Sigil made a wet sound that epitomized nervousness with a touch of relief. “Our liege will be enraged.”

Hex snapped his gums together, and I was hit with his frustration.

He said, “After last night too. I wouldn’t have thought she could run so fast.”

I hadn’t run fast at all. I’d zig-zagged my way here nearly to the point of exhaustion. When one of the princes had gotten within a six-foot blink of catching me, I’d stopped dead on the spot, so they ended up ahead of me. Then I’d taken off again. The jerky sprint here had been a long and tiring one. “Until tomorrow night?”

The princes nodded, glaring to the top of the apartment—that was far more like a complete palace tonight—where they must know King See to be.

“Until tomorrow night,” Toil said pleasantly. “Don’t relax your guard with King Nothing.”

I didn’t answer. I wished they wouldn’t insult him.

I patted the paw of the huge beast statues as I passed, and the beast purred in response. How unexpected and thrilling. Inside, stained glass now adorned the ceiling and windows, catching the soft glow from the lit chandeliers and candelabras.

I climbed the spiral stairs.

New portraits hung at intervals, their bold colors contrasting in reds, dark blues, and blacks with slashes of beige. Mournful music—violins, I thought—drifted from a hall above, and the sound was left behind as I continued to climb to King See’s dome at the peak of his palace.

“I am blinded to everything possible,” came his cold murmur when I arrived. “You come too soon for a newly healed mind.”

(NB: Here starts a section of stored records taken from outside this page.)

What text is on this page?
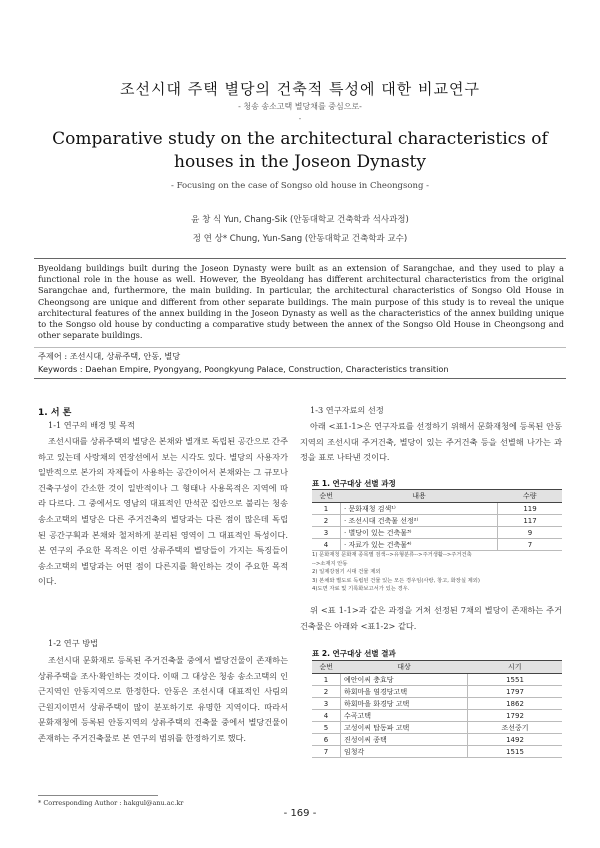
조선시대 주택 별당의 건축적 특성에 대한 비교연구
- 청송 송소고택 별당채를 중심으로-
-
Comparative study on the architectural characteristics of houses in the Joseon Dynasty
- Focusing on the case of Songso old house in Cheongsong -
윤 창 식 Yun, Chang-Sik (안동대학교 건축학과 석사과정)
정 연 상* Chung, Yun-Sang (안동대학교 건축학과 교수)
Byeoldang buildings built during the Joseon Dynasty were built as an extension of Sarangchae, and they used to play a functional role in the house as well. However, the Byeoldang has different architectural characteristics from the original Sarangchae and, furthermore, the main building. In particular, the architectural characteristics of Songso Old House in Cheongsong are unique and different from other separate buildings. The main purpose of this study is to reveal the unique architectural features of the annex building in the Joseon Dynasty as well as the characteristics of the annex building unique to the Songso old house by conducting a comparative study between the annex of the Songso Old House in Cheongsong and other separate buildings.
주제어 : 조선시대, 상류주택, 안동, 별당
Keywords : Daehan Empire, Pyongyang, Poongkyung Palace, Construction, Characteristics transition
1. 서 론
1-1 연구의 배경 및 목적
조선시대를 상류주택의 별당은 본채와 별개로 독립된 공간으로 간주하고 있는데 사랑채의 연장선에서 보는 시각도 있다. 별당의 사용자가 일반적으로 본가의 자제들이 사용하는 공간이어서 본채와는 그 규모나 건축구성이 간소한 것이 일반적이나 그 형태나 사용목적은 지역에 따라 다르다. 그 중에서도 영남의 대표적인 만석꾼 집안으로 불리는 청송 송소고택의 별당은 다른 주거건축의 별당과는 다른 점이 많은데 독립된 공간구획과 본채와 철저하게 분리된 영역이 그 대표적인 특성이다. 본 연구의 주요한 목적은 이런 상류주택의 별당들이 가지는 특징들이 송소고택의 별당과는 어떤 점이 다른지를 확인하는 것이 주요한 목적이다.
1-2 연구 방법
조선시대 문화재로 등록된 주거건축물 중에서 별당건물이 존재하는 상류주택을 조사·확인하는 것이다. 이때 그 대상은 청송 송소고택의 인근지역인 안동지역으로 한정한다. 안동은 조선시대 대표적인 사림의 근원지이면서 상류주택이 많이 분포하기로 유명한 지역이다. 따라서 문화재청에 등록된 안동지역의 상류주택의 건축물 중에서 별당건물이 존재하는 주거건축물로 본 연구의 범위를 한정하기로 했다.
* Corresponding Author : hakgul@anu.ac.kr
1-3 연구자료의 선정
아래 <표1-1>은 연구자료를 선정하기 위해서 문화재청에 등록된 안동지역의 조선시대 주거건축, 별당이 있는 주거건축 등을 선별해 나가는 과정을 표로 나타낸 것이다.
표 1. 연구대상 선별 과정
순번	내용	수량
1	· 문화재청 검색¹⁾	119
2	· 조선시대 건축물 선정²⁾	117
3	· 별당이 있는 건축물³⁾	9
4	· 자료가 있는 건축물⁴⁾	7
1) 문화재청 문화재 종목별 검색-->유형분류-->주거생활-->주거건축
-->소재지 안동
2) 일제강점기 시대 건물 제외
3) 본채와 별도로 독립된 건물 있는 모든 경우임(사랑, 창고, 화장실 제외)
4)도면 자료 및 기록화보고서가 있는 경우.
위 <표 1-1>과 같은 과정을 거쳐 선정된 7채의 별당이 존재하는 주거건축물은 아래와 <표1-2> 같다.
표 2. 연구대상 선별 결과
순번	대상	시기
1	예안이씨 충효당	1551
2	하회마을 염경당고택	1797
3	하회마을 화경당 고택	1862
4	수곡고택	1792
5	고성이씨 탑동파 고택	조선중기
6	진성이씨 종택	1492
7	임청각	1515
- 169 -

“Good evening, King See. I’ve blinded you a lot in recent times, and I’m sorry to add more to a hard time. I hope this conversation will be short in duration, and first, let me say how greatly I feel the sacrifice of what you did in bringing me here for my one-month rest. I have tried my best to imagine how it would be to see all possibilities everywhere and then nothing but the current moment and surroundings in the next breath. The only verdict I come to is that your discomfort must have been intense like that of waking as I did.”

“Waking in a different skin, Perantiqua?” Again he purred the start of my name, then dragged out the last of it like a thirsty man in dire need of water.

My chest ached at his words. Different skin. Yet he wasn’t wrong, even if the words stung at my fears. “Waking in a different skin, sir,” I replied.

“And why does sorrow fill your voice, rarest of minerals?”